C标准库封装函数mmap用来创建内存映射。
进程创建匿名的内存映射,把内存的物理页映射到进程的虚拟地址空间;进程把文件映射到进程的虚拟地址空间,可以像访问内核一样访问文件,不需要调用系统调用read()/write()访问文件,从页避免用户模式和内核模式之间的切换,提高读写文件速度。两个进程针对同一个文件创建共享的内存映射,达到共享内存。调用此函数成功:返回虚拟地址,否则返回负的错误号。

#include <sys/mman.h> 
void *mmap(void *addr, size_t length, int prot, int flags,int fd, off_t offset);

参数

  • addr:起始虚拟地址,如果addr为0,内核选择虚拟地址,否则内核把这个参数作为提示,在附近选择虚拟地址;
  • length: 映射的长度,单位是字节;
  • prot:保护位。
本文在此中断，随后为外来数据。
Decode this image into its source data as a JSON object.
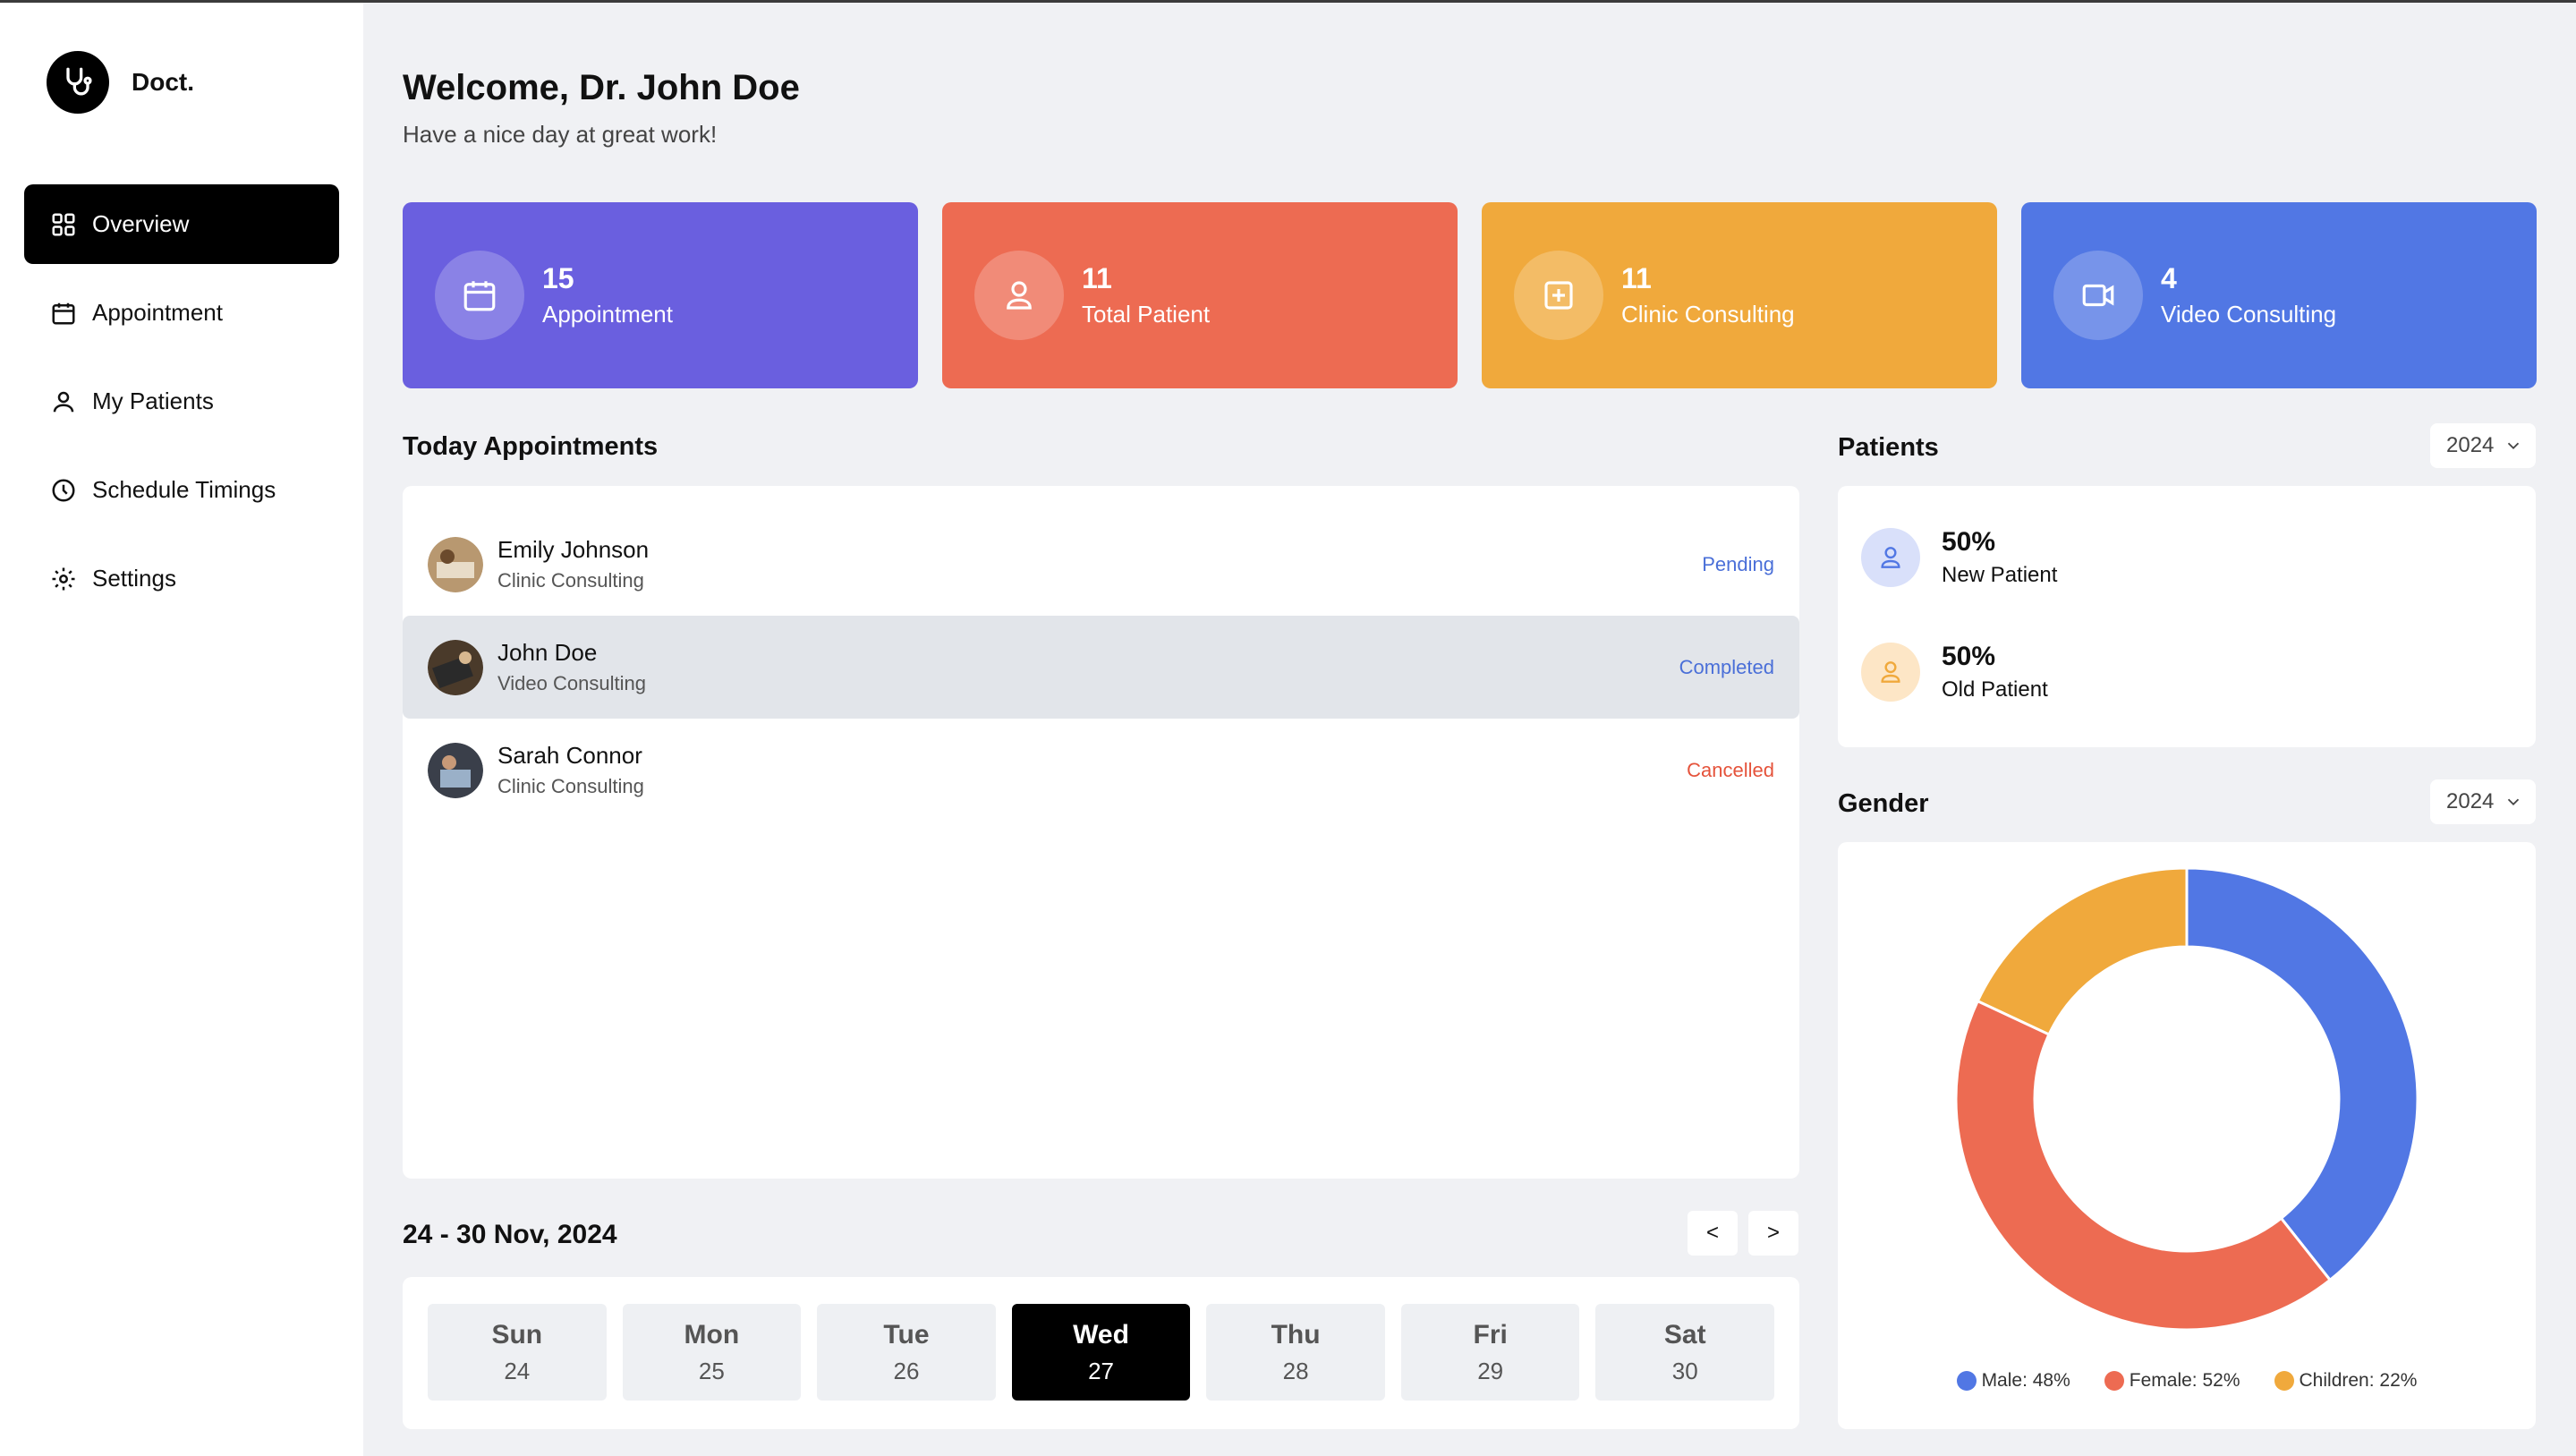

举几个例子:PROT_EXEC(页可执行)、PROT_READ(页可读)、PROT_WRITE(页可写)、PROT_NONE(页不可访问)
  • flags:标志。如MAP_SHARED(共享映射)、MAP_PRIVATE(私有映射)、MAP_ANONYMOUS(匿名映射)、MAP_FIXED(固定映射)、MAP_LOCKED(把页锁在内存中)、MAP_POPULATE(填充页表,即分配并且映射到物理页,如果是文件映射,该标志导致预读文件 )
  • fd:文件描述符:仅当创建文件映射的时候,此参数才有意义。
  • offset:偏移,单位是字节,必须是页长度的整数倍。

内核提供POSIX标准定义系统调用mmap。系统调用执行流程:

  • 检查偏移是不是页的整数倍,如果偏移不是页的整数倍,则返回“-EINVAL”。
  • 如果偏移是页的整数倍,那么把偏移转换成以页为单位的偏移,然后调用函数sys_mmap_pgoff。

看代码

asmlinkage long sys_mmap_pgoff(unsigned long addr, unsigned long len,
			unsigned long prot, unsigned long flags,unsigned long fd, unsigned long pgoff);
SYSCALL_DEFINE6(mmap_pgoff, unsigned long, addr, unsigned long, len,
		unsigned long, prot, unsigned long, flags,
		unsigned long, fd, unsigned long, pgoff)
{
	struct file *file = NULL;
	unsigned long retval;

	if (!(flags & MAP_ANONYMOUS)) {
		audit_mmap_fd(fd, flags);
		file = fget(fd);
		if (!file)
			return -EBADF;
		if (is_file_hugepages(file))
			len = ALIGN(len, huge_page_size(hstate_file(file)));
		retval = -EINVAL;
		if (unlikely(flags & MAP_HUGETLB && !is_file_hugepages(file)))
			goto out_fput;
	} else if (flags & MAP_HUGETLB) {
		struct user_struct *user = NULL;
		struct hstate *hs;

		hs = hstate_sizelog((flags >> MAP_HUGE_SHIFT) & MAP_HUGE_MASK);
		if (!hs)
			return -EINVAL;

		len = ALIGN(len, huge_page_size(hs));
		/*
		 * VM_NORESERVE is used because the reservations will be
		 * taken when vm_ops->mmap() is called
		 * A dummy user value is used because we are not locking
		 * memory so no accounting is necessary
		 */
		file = hugetlb_file_setup(HUGETLB_ANON_FILE, len,
				VM_NORESERVE,
				&user, HUGETLB_ANONHUGE_INODE,
				(flags >> MAP_HUGE_SHIFT) & MAP_HUGE_MASK);
		if (IS_ERR(file))
			return PTR_ERR(file);
	}

	flags &= ~(MAP_EXECUTABLE | MAP_DENYWRITE);

	retval = vm_mmap_pgoff(file, addr, len, prot, flags, pgoff);
out_fput:
	if (file)
		fput(file);
	return retval;
}

给个函数执行的流程图
在这里插入图片描述
再介绍一下图中的两个函数。

  • vma_link:把虚拟内存区域添加到链表和红黑树中。如果虚拟内存区域关联文件,那么会把虚拟内存区域添加到文件区间树中。文件区间树用来跟踪文件被映射到哪些地方,方便查找。
  • vma_set_page_prot:根据虚拟内存的标志去计算页保护位。如果是共享可写映射,就把页标记为可读,从页保护位中删除可写位,目的是跟踪事件。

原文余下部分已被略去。